For Barton Lee, visiting the base was a chance to relate to, and better understand, his daughter’s everyday experiences.
“It’s the difference between black and white and Technicolor...
Old black and white films lack something; the experience is fuller when you see it,” he said.
Nira Lee moved to Israel in May 2010 and soon enlisted.
But she knew she wanted to immigrate a few years earlier, after spending time volunteering in Acre. There she saw “the hard side of Israel that you don’t see on Taglit[- Birthright],” she recalled, referring to a free 10-day trip to Israel for young adults from the Diaspora.
“I fell in love with the country, the society, and davka [specifically] the hard things made me feel that I could find my place here,” she told The Jerusalem Post.
But feeling settled here was difficult for Lee: She did not speak Hebrew. She had no Israeli friends. And she had to forgo a prestigious congressional internship and the opportunity to work in American politics.
Determined to integrate into Israeli society nonetheless, Lee ultimately chose a beguiling and unconventional tactic to learn Hebrew while enrolled in ulpan at the University of Haifa, where she studied during her junior year of college.
“I pretended I was Hungarian because no one speaks Hungarian and I didn’t want people to speak English to me,” she recounted, smiling – a proposition people presumably believed because of her blond hair, fair complexion and the debate skills she developed as an acclaimed high-school debater in the US.
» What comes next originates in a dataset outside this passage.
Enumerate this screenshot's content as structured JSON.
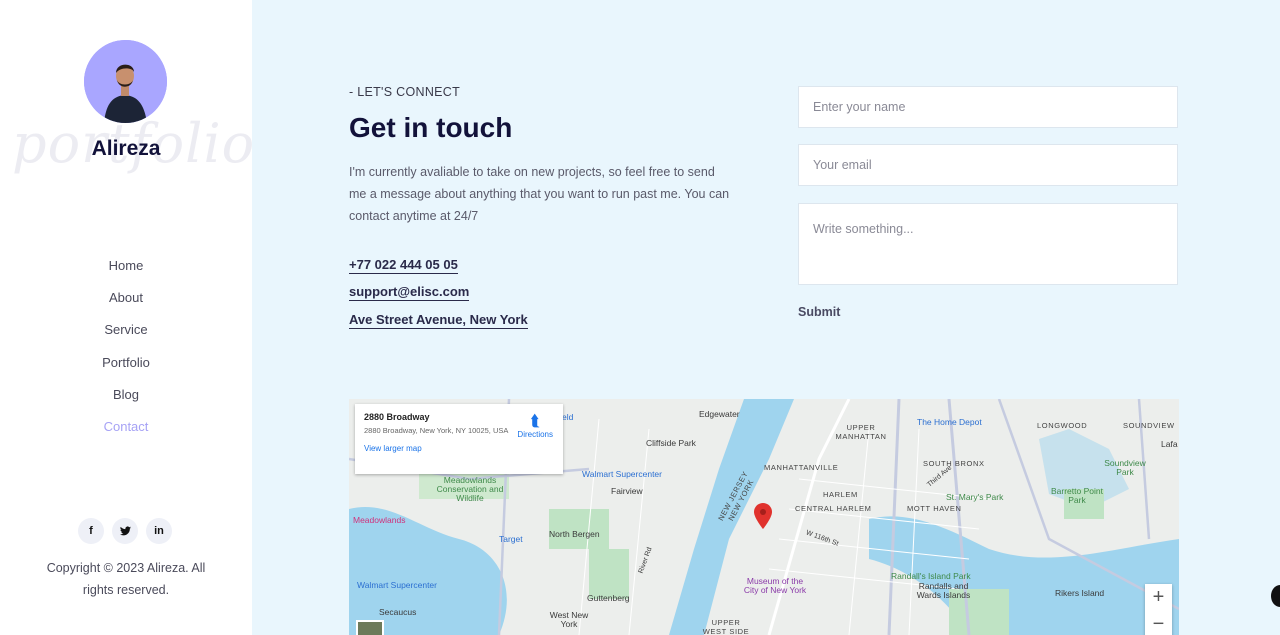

Lee’s Hebrew has since improved, but her mother tongue and international relations studies are crucial for her job building ties with the various humanitarian groups that operate in the West Bank.
“I speak the diplomat’s language...
and diplomats are sometimes more open with me because I have a common connection,” she said.
Lee plans to enroll in an officer’s course in September – a decision her commanders on her base in Gush Etzion fully support. She knows that it will psychologically and physically grueling, but says that she is pleased with her decision to serve in the army.
“I make less than $250 a month, but I don’t think I could be more proud... to defend Israel,” Lee said.